Pastoralreferenten/innen versuchen stets, mit den vielfältigen und sich fortwährend veränderten Gegebenheiten umzugehen. Sie setzen sich mit Andersdenkenden und Gleichgesinnten zusammen, beraten und begleiten sie; sie versuchen, aktuelle Zeitanforderungen und Gesellschaftstendenzen auszumachen, darauf zu reagieren und sie mit aktuellen kirchlichen Positionen ins Gespräch zu bringen.

  • Kein Kinderspiel
  • Territorium & "Kategorie"
  • "heraus gerufen"

Das ist kein Kinderspiel. Denn es bedeutet immer wieder, sich in verschiedenen Sachgebieten kundig zu machen, gesellschaftspolitische Kontakte auf verschiedenen Ebenen herzustellen, Vernetzungsarbeiten zu leisten und nicht zuletzt Vorstellungen zu realisieren, die einer zeitgemäßen und vom Menschen her gedachten Seelsorge entsprechen: in der Arbeit mit verschiedenen Gruppen aus jungen und erwachsenen Christen und Nichtchristen, um jedermann / jede Frau verantwortlich ins Spiel zu bringen.

Zu einem guten Zusammenspiel gehören gute Mitspieler/innen. Das gilt. Auch in der Kirche.

Territorial: in Dekanaten || Kategorial: in Einrichtungen und Bereichen

Pastoralreferentinnen und Pastoralreferenten im Bistum Trier arbeiten in der „territorialen“ Seelsorge (in verschiedenen Funktionen in den Dekanaten) und in der „kategorialen“ Seelsorge – in Krankenhäusern und Kurkliniken, Gefängnissen, Heimen, Hochschulgemeinden und anderen Einrichtungen (wie etwa im Dienst der Militärseelsorge); viele sind hauptamtlich ReligionslehrerInnen und SchulseelsorgerInnen an verschiedenen staatlichen Schulen; außerdem engagieren unsere Mitglieder sich in verschiedenen Sonderdiensten in der Bistumsverwaltung (mit mehr als "Verwaltungs-"Aufgaben), bei oder in Rundfunkanstalten, in der Redaktion des "Paulinus", der Wochenzeitung im Bistum Trier. Und immer noch ist diese Aufzählung unvollständig und wird sie auch bleiben…

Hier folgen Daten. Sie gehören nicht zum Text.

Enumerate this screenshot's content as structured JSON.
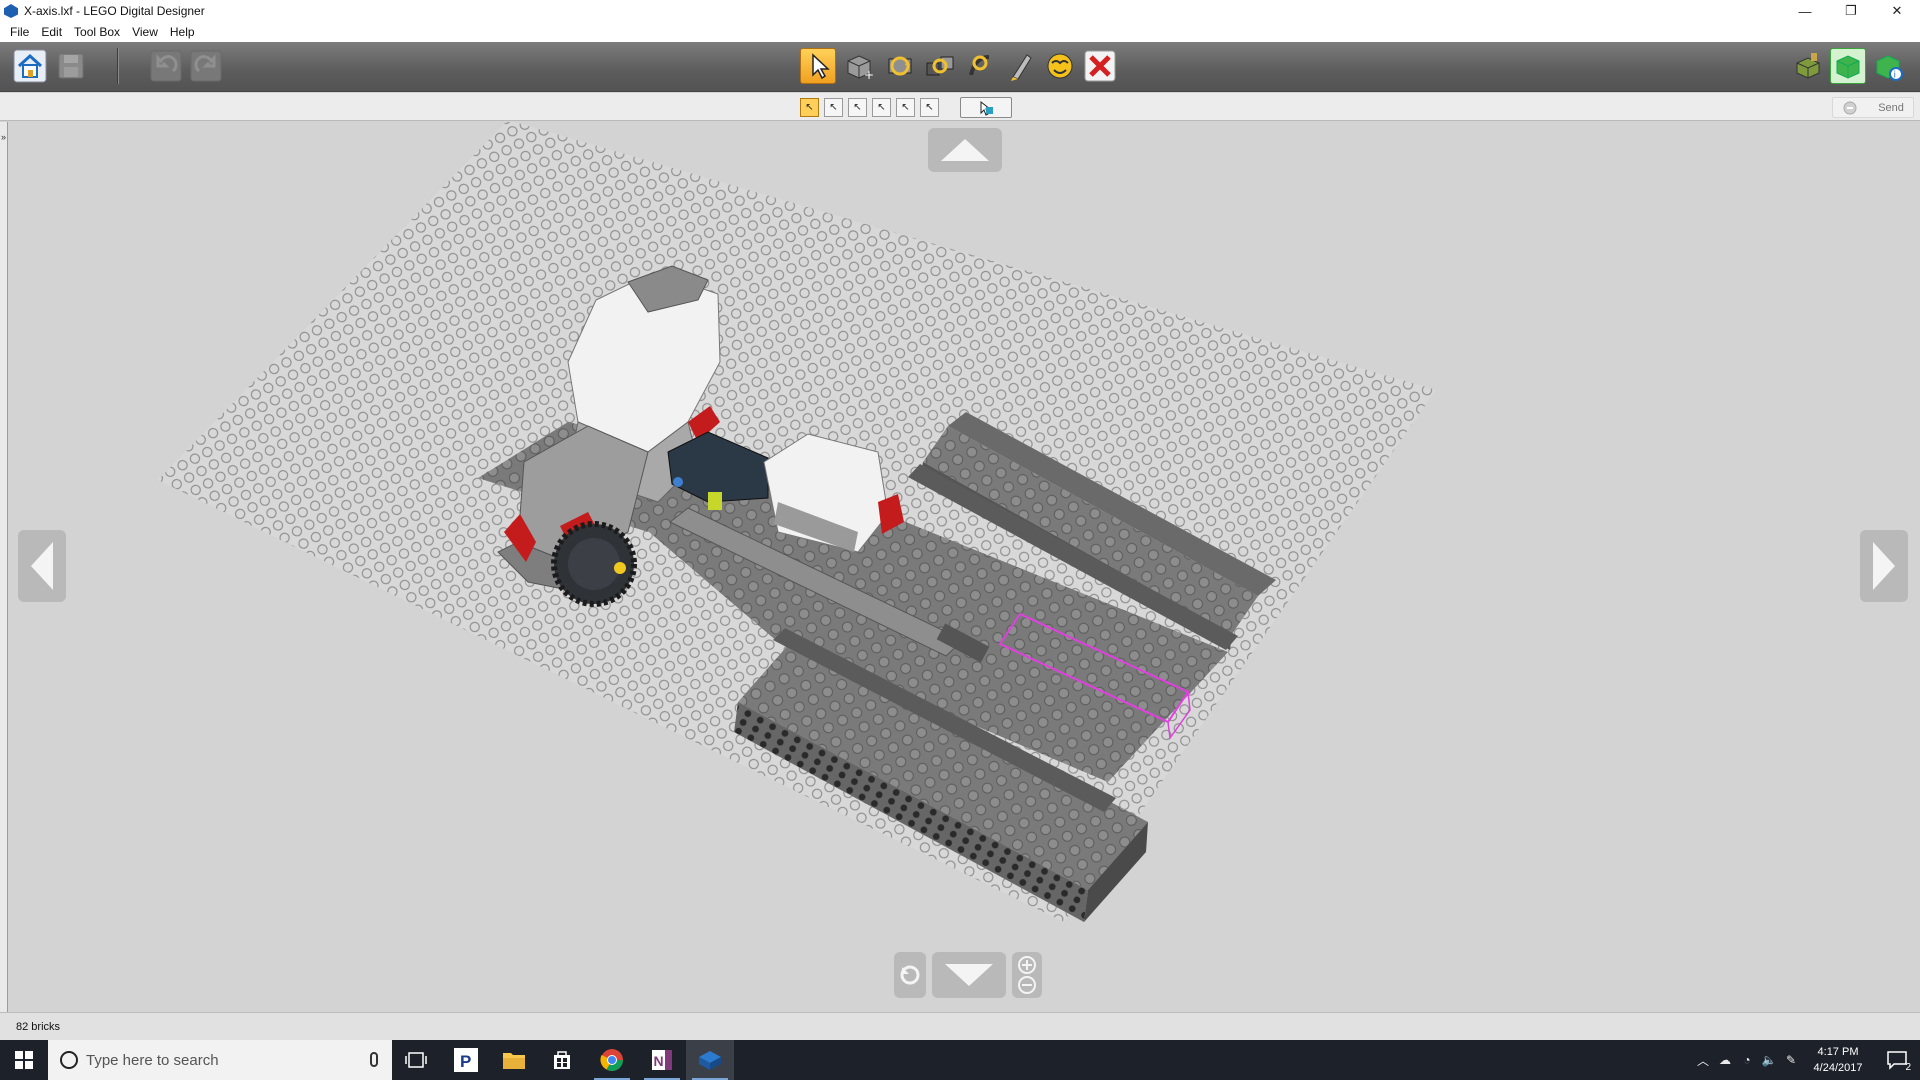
{
  "window": {
    "title": "X-axis.lxf - LEGO Digital Designer",
    "minimize_symbol": "—",
    "restore_symbol": "❐",
    "close_symbol": "✕"
  },
  "menu": [
    "File",
    "Edit",
    "Tool Box",
    "View",
    "Help"
  ],
  "toolbar": {
    "left_buttons": [
      "home-icon",
      "save-icon",
      "undo-icon",
      "redo-icon"
    ],
    "tool_buttons": [
      "select-tool-icon",
      "clone-tool-icon",
      "hinge-tool-icon",
      "hinge-align-tool-icon",
      "flex-tool-icon",
      "paint-tool-icon",
      "hide-tool-icon",
      "delete-tool-icon"
    ],
    "active_tool": "select-tool-icon",
    "mode_buttons": [
      "build-mode-icon",
      "view-mode-icon",
      "building-guide-icon"
    ]
  },
  "subtoolbar": {
    "select_modes": [
      "single-select-icon",
      "multi-select-icon",
      "connected-select-icon",
      "color-select-icon",
      "shape-select-icon",
      "invert-select-icon"
    ],
    "send_label": "Send"
  },
  "status": {
    "brick_count": "82 bricks"
  },
  "taskbar": {
    "search_placeholder": "Type here to search",
    "apps": [
      "task-view-icon",
      "pandora-icon",
      "file-explorer-icon",
      "store-icon",
      "chrome-icon",
      "onenote-icon",
      "lego-digital-designer-icon"
    ],
    "time": "4:17 PM",
    "date": "4/24/2017",
    "notification_count": "2"
  },
  "colors": {
    "accent_selected": "#ffc640",
    "selection_outline": "#e040e0",
    "baseplate": "#d6d6d6",
    "brick_dark_gray": "#6d6d6d",
    "taskbar": "#1d2129"
  }
}
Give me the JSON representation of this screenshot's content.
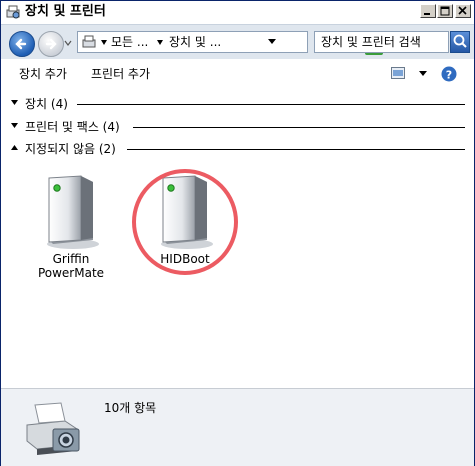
{
  "window": {
    "title": "장치 및 프린터",
    "buttons": [
      "minimize",
      "maximize",
      "close"
    ]
  },
  "address_bar": {
    "crumbs": [
      "모든 ...",
      "장치 및 ..."
    ],
    "search_placeholder": "장치 및 프린터 검색"
  },
  "toolbar": {
    "add_device": "장치 추가",
    "add_printer": "프린터 추가"
  },
  "groups": [
    {
      "label": "장치 (4)",
      "expanded": false
    },
    {
      "label": "프린터 및 팩스 (4)",
      "expanded": false
    },
    {
      "label": "지정되지 않음 (2)",
      "expanded": true
    }
  ],
  "devices": [
    {
      "line1": "Griffin",
      "line2": "PowerMate",
      "icon": "generic-device-icon"
    },
    {
      "line1": "HIDBoot",
      "line2": "",
      "icon": "generic-device-icon",
      "highlighted": true
    }
  ],
  "details": {
    "count": "10개 항목",
    "icon": "printer-camera-icon"
  },
  "colors": {
    "highlight_circle": "#ec5b62",
    "address_bg": "#dfe6ee",
    "details_bg": "#eef1f5"
  }
}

Mit Beschluss der Mitgliederversammlung 2014 hat der bvpr sich und seine Mitglieder darauf verpflichtet, an der Umsetzung der Bistumssynode mitzuarbeiten. Im Beschluss heißt es:

Der bvpr begrüßt den von der Synode angedachten „Paradigmen-Wechsel“, alle Pastoral von Freude und Hoffnung, Trauer und Angst der Menschen her zu denken. Wenn das Bistum und die Synode diesen neuen Weg konsequent beschreiten, erweisen sich aus unserer Sicht die meisten Fragen nach Strukturen (in) der Pastoral als nachrangig, auch wenn diese Fragen nicht unbearbeitet bleiben dürfen. Auch auf welcher Ebene und in welchen Strukturen Pastoralreferentinnen und Pastoralreferenten zukünftig arbeiten (sollen), ist dieser grundsätzlichen Perspektive nachgeordnet.
Pastoralreferentinnen und Pastoralreferenten werden ihre Kompetenzen in eine so neu ausgerichtete Pastoral aktiv einbringen; dabei suchen sie ausdrücklich die Zusammenarbeit mit den anderen pastoralen Berufsgruppen und mit den Ehrenamtlichen.

Damals war noch von "Paradigmen-Wechseln" die Rede; sie sind bis zum Schluss der Synode zu "Perspektiv-Wechseln" geworden - der bvpr steht zu seinem Beschluss von 2014 und wird an der Umsetzung der Perspektivwechsel nach Kräften mitarbeiten.